Since its inaugural round in 2017, El Gouna Film Festival (GFF) has been keen on representing the most important films tackling humane issues. For the seventh year GFF believed that its priority was to focus on this slogan as part of giving the new generation sufficient exposure to the world’s latest, most significant productions.
One of the most captivating documentaries in the festival was Sound Track of a Coup D’Etat, which won the silver Gouna Star Award in the Feature Documentary Competition. Born in Belgium and educated in filmmaking in New York, Johan Grimonprez made an exceptional effort to research and collect footage from the 1950s and 1960s to put together a powerful statement on the brutal ouster and assassination of the Democratic Republic of the Congo’s first democratically elected prime minister, the national liberation leader Patrice Lumumba.
Taking stock of many details from those years, the film depicts the rapid changes that beset the world during the Cold War. Important scenes show meetings between US president Dwight Eisenhower and the Secretary of the Communist Party of the Soviet Union Nikita Khrushchev when there were talks between the two countries before the escalation of political tensions. At the same time, the film shows the leaders of the Non-Aligned Movement meeting in Bandung, Indonesia in 1955: Jawaharlal Nehru, Sukarno, Josip Broz Tito, Gamal Abdel-Nasser and Kwame Nkrumah. This momentum on the political scene also led to the rising anti-colonial liberation movement.

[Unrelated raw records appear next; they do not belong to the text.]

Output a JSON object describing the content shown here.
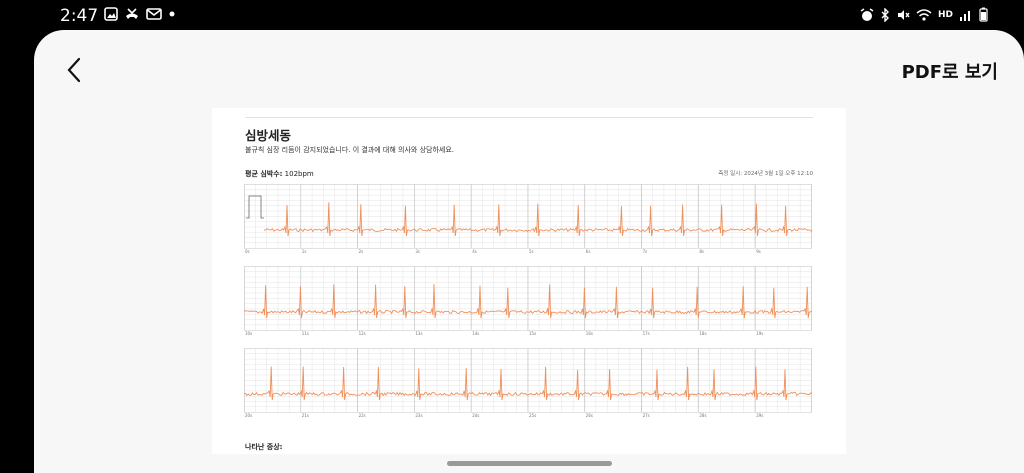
{
  "status_bar": {
    "time": "2:47",
    "left_icons": [
      "gallery-icon",
      "missed-call-icon",
      "mail-icon",
      "dot-icon"
    ],
    "right_icons": [
      "alarm-icon",
      "bluetooth-icon",
      "mute-icon",
      "wifi-icon",
      "hd-voice-icon",
      "signal-icon",
      "battery-icon"
    ],
    "hd_label": "HD"
  },
  "header": {
    "back_icon": "chevron-left-icon",
    "pdf_label": "PDF로 보기"
  },
  "report": {
    "title": "심방세동",
    "subtitle": "불규칙 심장 리듬이 감지되었습니다. 이 결과에 대해 의사와 상담하세요.",
    "heart_rate_label": "평균 심박수:",
    "heart_rate_value": "102bpm",
    "measured_at": "측정 일시: 2024년 3월 1일 오후 12:10",
    "symptoms_label": "나타난 증상:",
    "strips": [
      {
        "ticks": [
          "0s",
          "1s",
          "2s",
          "3s",
          "4s",
          "5s",
          "6s",
          "7s",
          "8s",
          "9s"
        ]
      },
      {
        "ticks": [
          "10s",
          "11s",
          "12s",
          "13s",
          "14s",
          "15s",
          "16s",
          "17s",
          "18s",
          "19s"
        ]
      },
      {
        "ticks": [
          "20s",
          "21s",
          "22s",
          "23s",
          "24s",
          "25s",
          "26s",
          "27s",
          "28s",
          "29s"
        ]
      }
    ],
    "colors": {
      "trace": "#f0905a",
      "grid": "#d9d9d9"
    }
  }
}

All these political events are seen by way of an introduction to the main event against Lumumba where the filmmaker shows that many political and economic powers were involved in the conspiracy. The artistic direction is astonishing with the filmmaker using jazz music not only as a narrative device but also as part of human culture, history and the sound of national liberation solidarity. He links all of these political incidents with the music of Louis Armstrong, Nina Simone, Miles Davis, Dizzy Gillespie and Duke Ellington. The film also shows some interviews with important civil rights activists like Malcolm X.
It is clear the filmmaker has put a lot of effort into the editing to make this movie look as intriguing as it appears. One of the important scenes is when he uses shots of an orchestra conductor as he waves his baton without sound referring to the Belgian army at the time of the military occupation of the Congo. Another, similar scene is when he shows a close shot of Gillespie’s bloated cheeks while he plays the trumpet. The scene is also without sound, giving the feeling of a dispirited man. Soundtrack to a Coup d’Etat also won several awards such as the Sundance Film Festival Special Jury Award. The film not only honours Lumumba’s memory but also commemorates the struggle against colonialism.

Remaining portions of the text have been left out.